Пробудился я с трудом, но без боли, которой обычно сопровождалось выдёргивание себя из сна, когда это уж совсем никак. Очнувшись и разлепив глаза, уткнулся взглядом прямо в наклонившуюся надо мной Аштию, напряжённо всматривающуюся мне в лицо.
— Да-да, просыпайся, — произнесла она, поймав мой взгляд. — Пора.
И убрала руку с поблёскивающим на пальце кольцом.
— Что это? — мне с трудом удалось разлепить и губы.
— Артефакт. В числе прочего определяет фазы сна. Пора, поднимайся.
— Пить…
— Встань да попей.
— Что у вас тут было? Кто-то нападал? Или приснилось?
— А ты, значит, слышал? — тон Ниршава был ворчлив. Он сидел рядом, баюкая правую руку. «Надо бы смазать», — подумал я. — Так что ж не встал да не помог?
— Было не проснуться. Полагал, вы меня разбудите, если что.
— Не до того, знаешь ли.
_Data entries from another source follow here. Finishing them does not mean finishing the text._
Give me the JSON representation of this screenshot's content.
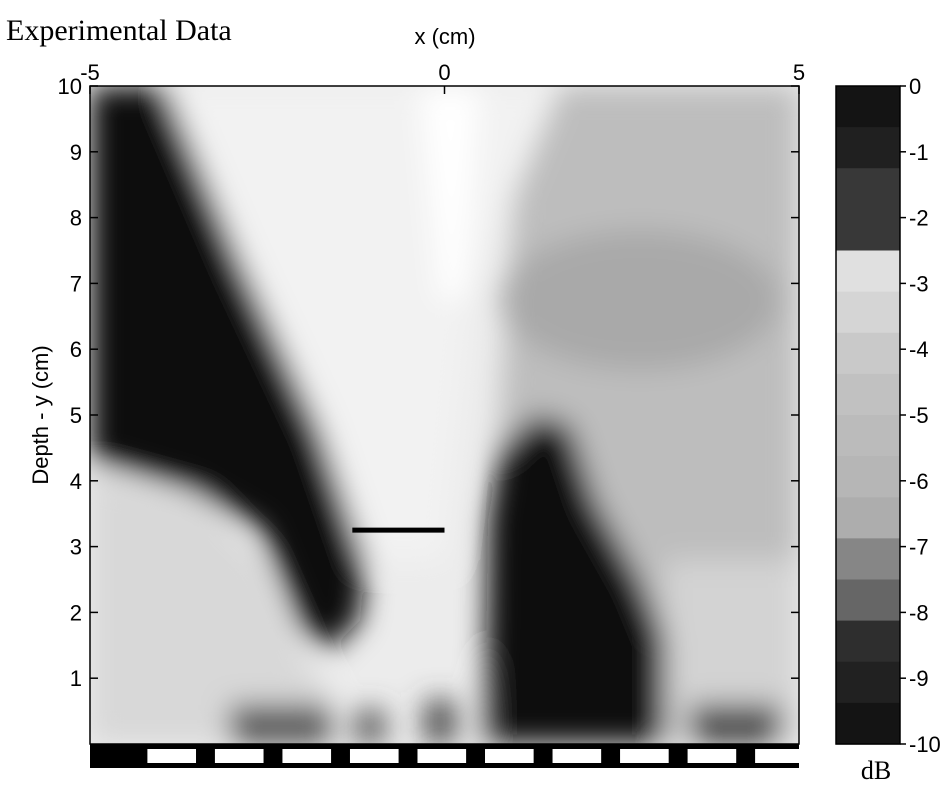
{
  "chart_data": {
    "type": "heatmap",
    "title": "Experimental Data",
    "xlabel": "x (cm)",
    "ylabel": "Depth - y (cm)",
    "xlim": [
      -5,
      5
    ],
    "ylim": [
      0,
      10
    ],
    "x_ticks": [
      -5,
      0,
      5
    ],
    "y_ticks": [
      1,
      2,
      3,
      4,
      5,
      6,
      7,
      8,
      9,
      10
    ],
    "colorbar": {
      "label": "dB",
      "range": [
        -10,
        0
      ],
      "ticks": [
        0,
        -1,
        -2,
        -3,
        -4,
        -5,
        -6,
        -7,
        -8,
        -9,
        -10
      ],
      "colormap": "gray",
      "values": [
        0,
        -0.3,
        -0.9,
        -0.9,
        -2.0,
        -2.8,
        -3.6,
        -4.2,
        -4.6,
        -5.0,
        -5.6,
        -6.4,
        -7.2,
        -8.3,
        -9.0,
        -9.7
      ]
    },
    "probe_line": {
      "x": [
        -1.3,
        0
      ],
      "y": 3.25
    },
    "grid": false,
    "legend": "none"
  }
}
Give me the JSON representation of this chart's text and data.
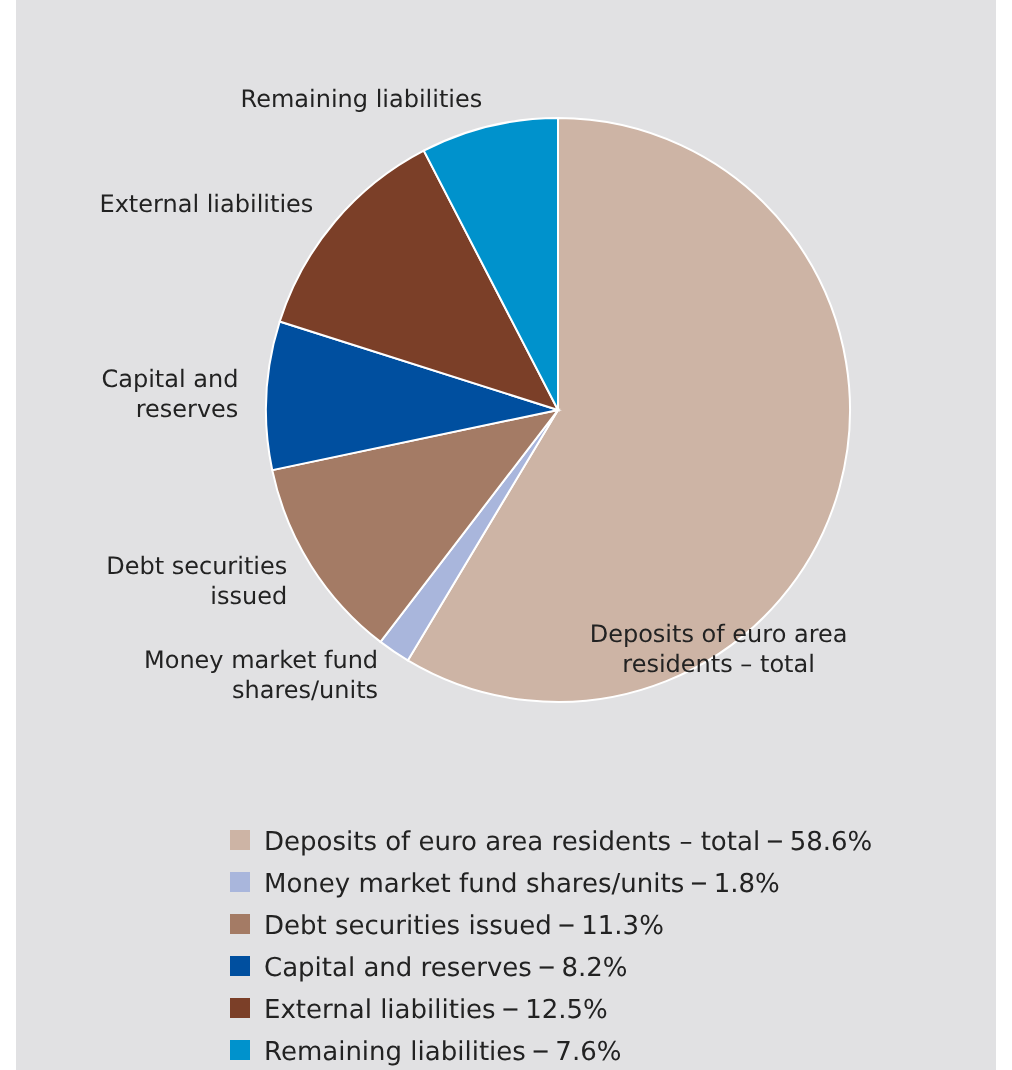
{
  "chart_data": {
    "type": "pie",
    "categories": [
      "Deposits of euro area residents – total",
      "Money market fund shares/units",
      "Debt securities issued",
      "Capital and reserves",
      "External liabilities",
      "Remaining liabilities"
    ],
    "values": [
      58.6,
      1.8,
      11.3,
      8.2,
      12.5,
      7.6
    ],
    "value_labels": [
      "58.6%",
      "1.8%",
      "11.3%",
      "8.2%",
      "12.5%",
      "7.6%"
    ],
    "colors": [
      "#cdb4a5",
      "#a9b6dc",
      "#a47b65",
      "#004f9f",
      "#7b3f28",
      "#0092cc"
    ],
    "legend": "bottom"
  }
}
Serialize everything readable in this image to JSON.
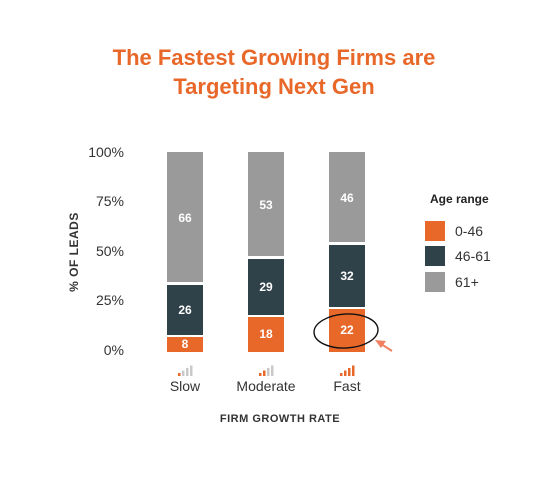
{
  "title_lines": [
    "The Fastest Growing Firms are",
    "Targeting Next Gen"
  ],
  "colors": {
    "title": "#e8682a",
    "annotation": "#f08060"
  },
  "chart_data": {
    "type": "bar",
    "stacked": true,
    "categories": [
      "Slow",
      "Moderate",
      "Fast"
    ],
    "category_icons": [
      "signal-bars-icon-low",
      "signal-bars-icon-medium",
      "signal-bars-icon-high"
    ],
    "series": [
      {
        "name": "0-46",
        "values": [
          8,
          18,
          22
        ],
        "color": "#e8682a"
      },
      {
        "name": "46-61",
        "values": [
          26,
          29,
          32
        ],
        "color": "#2f4149"
      },
      {
        "name": "61+",
        "values": [
          66,
          53,
          46
        ],
        "color": "#9a9a9a"
      }
    ],
    "yticks": [
      "0%",
      "25%",
      "50%",
      "75%",
      "100%"
    ],
    "ylim": [
      0,
      100
    ],
    "xlabel": "FIRM GROWTH RATE",
    "ylabel": "% OF LEADS",
    "legend_title": "Age range",
    "legend_position": "right",
    "grid": false,
    "annotation": {
      "target": "Fast, 0-46 (22)",
      "style": "hand-drawn circle with arrow"
    }
  }
}
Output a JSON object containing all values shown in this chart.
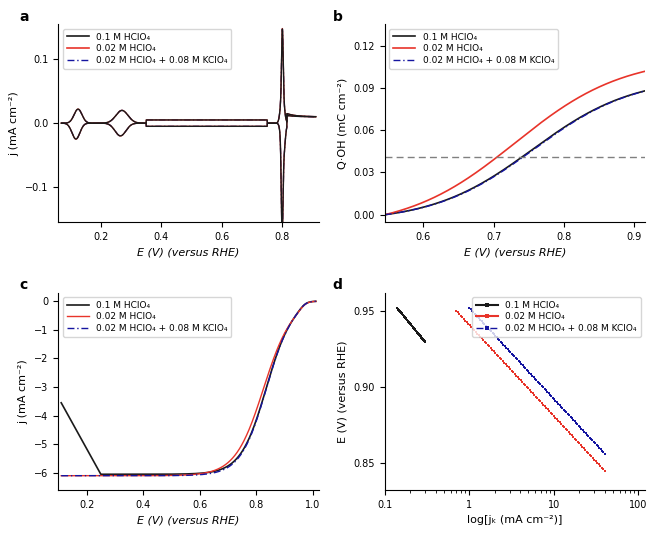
{
  "panel_a": {
    "label": "a",
    "xlabel": "E (V) (versus RHE)",
    "ylabel": "j (mA cm⁻²)",
    "xlim": [
      0.06,
      0.92
    ],
    "ylim": [
      -0.155,
      0.155
    ],
    "xticks": [
      0.2,
      0.4,
      0.6,
      0.8
    ],
    "yticks": [
      -0.1,
      0.0,
      0.1
    ]
  },
  "panel_b": {
    "label": "b",
    "xlabel": "E (V) (versus RHE)",
    "ylabel": "Q·OH (mC cm⁻²)",
    "xlim": [
      0.545,
      0.915
    ],
    "ylim": [
      -0.005,
      0.135
    ],
    "xticks": [
      0.6,
      0.7,
      0.8,
      0.9
    ],
    "yticks": [
      0.0,
      0.03,
      0.06,
      0.09,
      0.12
    ],
    "dashed_y": 0.041
  },
  "panel_c": {
    "label": "c",
    "xlabel": "E (V) (versus RHE)",
    "ylabel": "j (mA cm⁻²)",
    "xlim": [
      0.1,
      1.02
    ],
    "ylim": [
      -6.6,
      0.3
    ],
    "xticks": [
      0.2,
      0.4,
      0.6,
      0.8,
      1.0
    ],
    "yticks": [
      0,
      -1,
      -2,
      -3,
      -4,
      -5,
      -6
    ]
  },
  "panel_d": {
    "label": "d",
    "xlabel": "log[jₖ (mA cm⁻²)]",
    "ylabel": "E (V) (versus RHE)",
    "xlim_log": [
      0.1,
      120
    ],
    "ylim": [
      0.832,
      0.962
    ],
    "yticks": [
      0.85,
      0.9,
      0.95
    ]
  },
  "colors": {
    "black": "#1a1a1a",
    "red": "#e8342a",
    "blue_dash": "#1515a0"
  },
  "legend_labels": [
    "0.1 M HClO₄",
    "0.02 M HClO₄",
    "0.02 M HClO₄ + 0.08 M KClO₄"
  ]
}
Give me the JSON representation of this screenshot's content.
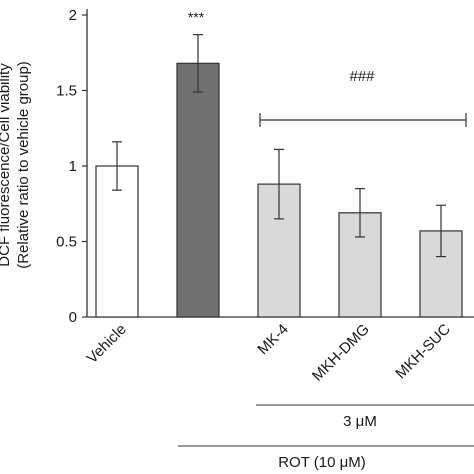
{
  "chart_data": {
    "type": "bar",
    "ylabel_line1": "DCF fluorescence/Cell viability",
    "ylabel_line2": "(Relative ratio to vehicle group)",
    "ylim": [
      0,
      2
    ],
    "yticks": [
      0,
      0.5,
      1,
      1.5,
      2
    ],
    "ytick_labels": [
      "0",
      "0.5",
      "1",
      "1.5",
      "2"
    ],
    "grid": false,
    "categories": [
      "Vehicle",
      "",
      "MK-4",
      "MKH-DMG",
      "MKH-SUC"
    ],
    "values": [
      1.0,
      1.68,
      0.88,
      0.69,
      0.57
    ],
    "errors": [
      0.16,
      0.19,
      0.23,
      0.16,
      0.17
    ],
    "bar_colors": [
      "#ffffff",
      "#707070",
      "#d9d9d9",
      "#d9d9d9",
      "#d9d9d9"
    ],
    "annotations": {
      "star_label": "***",
      "hash_label": "###",
      "conc_label": "3 μM",
      "rot_label": "ROT (10 μM)"
    }
  }
}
Жизнь твою спасали.
— А окликнуть?
— И так было шумно. Если сам на шум не среагировал — что, на своё имя б проснулся?
— А фиг меня знает.
— Ладно. Отбились же, что теперь? — бросила Аштия. — Уже светлеет потихоньку. Ниш, вздремни немного. Мы посторожим, — она явно не собиралась усаживаться, и диск был в руке.
— Вы насторожите, — буркнул офицер и мгновенно отключился, едва успев пристроить щеку на плоский валун. Даже подложить ничего не успел.